Uitspraak 201802784/2/A3


Volledige tekst

201802784/2/A3.
Datum beslissing: 21 december 2018

AFDELING
BESTUURSRECHTSPRAAK

Beslissing op grond van artikel 8:29, derde lid, van de Algemene wet bestuursrecht (hierna: Awb) in het hoger beroep van:

[appellant], wonend te Winterswijk,
appellant,

tegen de uitspraak van de rechtbank Gelderland van 27 februari 2018 in zaak nr. 16/7280 in het geding tussen:

[appellant]

en

de minister van Binnenlandse Zaken en Koninkrijksrelaties.

Procesverloop

[appellant] heeft hoger beroep ingesteld tegen de uitspraak van de rechtbank Gelderland van 27 februari 2018 in zaak nr. 16/7280.

De minister heeft een aantal gedingstukken overgelegd en met verwijzing naar artikel 8:29 van de Awb medegedeeld dat uitsluitend de Afdeling kennis zal mogen nemen van deze stukken.

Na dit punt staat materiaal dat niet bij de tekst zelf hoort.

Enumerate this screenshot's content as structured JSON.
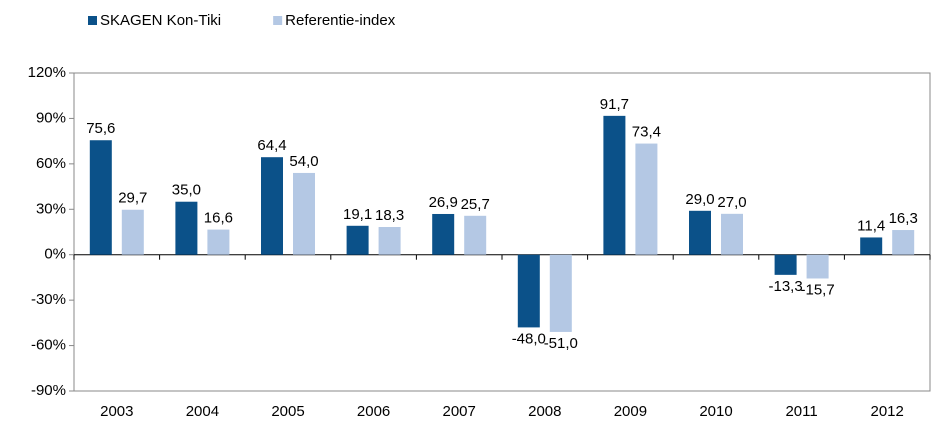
{
  "chart_data": {
    "type": "bar",
    "categories": [
      "2003",
      "2004",
      "2005",
      "2006",
      "2007",
      "2008",
      "2009",
      "2010",
      "2011",
      "2012"
    ],
    "series": [
      {
        "name": "SKAGEN Kon-Tiki",
        "color": "#0b5189",
        "values": [
          75.6,
          35.0,
          64.4,
          19.1,
          26.9,
          -48.0,
          91.7,
          29.0,
          -13.3,
          11.4
        ],
        "value_labels": [
          "75,6",
          "35,0",
          "64,4",
          "19,1",
          "26,9",
          "-48,0",
          "91,7",
          "29,0",
          "-13,3",
          "11,4"
        ]
      },
      {
        "name": "Referentie-index",
        "color": "#b4c8e4",
        "values": [
          29.7,
          16.6,
          54.0,
          18.3,
          25.7,
          -51.0,
          73.4,
          27.0,
          -15.7,
          16.3
        ],
        "value_labels": [
          "29,7",
          "16,6",
          "54,0",
          "18,3",
          "25,7",
          "-51,0",
          "73,4",
          "27,0",
          "-15,7",
          "16,3"
        ]
      }
    ],
    "ylim": [
      -90,
      120
    ],
    "yticks": [
      {
        "value": -90,
        "label": "-90%"
      },
      {
        "value": -60,
        "label": "-60%"
      },
      {
        "value": -30,
        "label": "-30%"
      },
      {
        "value": 0,
        "label": "0%"
      },
      {
        "value": 30,
        "label": "30%"
      },
      {
        "value": 60,
        "label": "60%"
      },
      {
        "value": 90,
        "label": "90%"
      },
      {
        "value": 120,
        "label": "120%"
      }
    ],
    "legend": "top-left"
  }
}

Het betreft de weggelakte passages in het Rapport veiligheidsonderzoek van 13 mei 2015 en een verslag van de besloten hoorzitting van 9 juni 2016.

Overwegingen

1. De minister heeft de Afdeling wegens het bestaan van gewichtige redenen verzocht te bepalen dat alleen de Afdeling van het volledige Rapport veiligheidsonderzoek en het verslag van de besloten hoorzitting kennis zal nemen.

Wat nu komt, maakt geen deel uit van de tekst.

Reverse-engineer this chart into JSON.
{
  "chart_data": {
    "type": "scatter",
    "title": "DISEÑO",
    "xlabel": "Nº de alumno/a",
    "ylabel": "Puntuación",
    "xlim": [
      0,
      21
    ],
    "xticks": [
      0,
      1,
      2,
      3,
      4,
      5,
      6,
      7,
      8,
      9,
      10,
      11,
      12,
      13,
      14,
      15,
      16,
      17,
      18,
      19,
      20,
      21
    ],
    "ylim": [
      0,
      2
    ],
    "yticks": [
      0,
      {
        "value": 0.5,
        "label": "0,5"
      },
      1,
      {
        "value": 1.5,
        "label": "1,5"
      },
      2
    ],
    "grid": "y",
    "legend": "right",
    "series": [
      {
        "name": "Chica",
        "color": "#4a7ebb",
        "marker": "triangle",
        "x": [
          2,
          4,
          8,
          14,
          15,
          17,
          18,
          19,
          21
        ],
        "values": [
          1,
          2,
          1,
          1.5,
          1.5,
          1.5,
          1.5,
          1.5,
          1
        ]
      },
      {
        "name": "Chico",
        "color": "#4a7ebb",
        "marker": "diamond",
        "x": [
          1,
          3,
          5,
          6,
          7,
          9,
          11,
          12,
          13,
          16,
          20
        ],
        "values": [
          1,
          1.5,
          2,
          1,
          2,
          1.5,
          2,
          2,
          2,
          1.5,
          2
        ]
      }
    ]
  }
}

2. Gelet op artikel 8:29, derde lid, van de Awb beslist de Afdeling of de weigering dan wel beperking van de kennisneming van een stuk gerechtvaardigd is. Deze beslissing vergt een afweging van belangen. Enerzijds speelt hierbij het belang dat partijen gelijkelijk beschikken over de voor het hoger beroep relevante informatie en het belang dat de bestuursrechter beschikt over alle informatie die nodig is om de zaak op een juiste en zorgvuldige wijze af te doen. Daartegenover staat dat de kennisneming door partijen van bepaalde gegevens het algemeen belang, het belang van één of meer partijen en/of het belang van derden onevenredig kan schaden.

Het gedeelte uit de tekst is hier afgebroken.